Note d’Odile : les différends entre un seigneur et ses sujets concernant un droit féodal quelconque ne se réglaient pas au niveau du sergent, mais constituaient un problème de droit jugé la plupart du temps au présidial (Angers, Nantes), voire même à Paris lorsque l’affaire était importante. En fait, il s’agissait de différends concernant l’interprétation juridique d’un texte féodal, donc il donnait lieu à un arbitrage de juristes. Le sergent avait bien d’autres problèmes à traiter, vous verrez un exemple la semaine prochaine. Enfin, autrefois, seuls les voyageurs, et ceux-ci étaient nombreux, dînaient à l’auberge ; la pratique du restaurant est récente.
elisabethm : Autres idées perturbantes sur le metier d’aubergiste:l’ auberge rouge,l’auberge de la jamaique de Daphné du Maurier, Thenardier à Montfermeil,dans le sud sarthe une auberge a été repaire de chouans( bandits )qui devalisaient regulierement la malle poste entre Le Mans et Tours au début XIX:voila mes influences négatives ! Note d’Odile : effectivement vous lisez trop de romans négatifs, lisez plutôt la Marquise de Sévigné, citée ci-dessus dans la 2e de mes iconographies.

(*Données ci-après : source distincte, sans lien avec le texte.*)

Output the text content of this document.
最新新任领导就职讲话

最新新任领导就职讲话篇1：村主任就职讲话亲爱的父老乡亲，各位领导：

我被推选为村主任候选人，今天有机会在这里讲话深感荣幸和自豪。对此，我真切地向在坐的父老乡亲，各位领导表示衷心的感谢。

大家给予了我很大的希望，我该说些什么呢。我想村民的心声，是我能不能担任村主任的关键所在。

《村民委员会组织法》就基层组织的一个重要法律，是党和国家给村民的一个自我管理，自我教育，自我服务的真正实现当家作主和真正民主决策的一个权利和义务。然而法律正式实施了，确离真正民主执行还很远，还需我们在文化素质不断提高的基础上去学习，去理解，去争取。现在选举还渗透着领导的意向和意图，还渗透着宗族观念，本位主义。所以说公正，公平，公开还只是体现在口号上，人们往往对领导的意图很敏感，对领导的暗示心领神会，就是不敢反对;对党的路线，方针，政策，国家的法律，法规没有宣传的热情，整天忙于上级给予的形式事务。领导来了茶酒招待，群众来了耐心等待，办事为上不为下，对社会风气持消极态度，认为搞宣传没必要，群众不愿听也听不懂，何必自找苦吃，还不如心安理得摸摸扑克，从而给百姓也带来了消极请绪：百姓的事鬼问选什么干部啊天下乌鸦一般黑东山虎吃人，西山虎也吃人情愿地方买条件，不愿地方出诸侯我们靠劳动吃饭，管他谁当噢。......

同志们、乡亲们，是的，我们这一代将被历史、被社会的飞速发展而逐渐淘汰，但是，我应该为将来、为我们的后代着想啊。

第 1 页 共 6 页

Marie-Laure, le 18 avril : Les restaurants apparaissent à la Révolution lorsque les chefs/cuisiniers employés par la noblesse se retrouvent à la rue.Parait-il…
Etait ce dans un film de Sacha Guitry qu’un aubergiste tuait ses clients une fois endormis pour les dérober??
Marie, le 18 avril : « Les Moulins – d’Yvré ,vill, Cne d’Etriché. »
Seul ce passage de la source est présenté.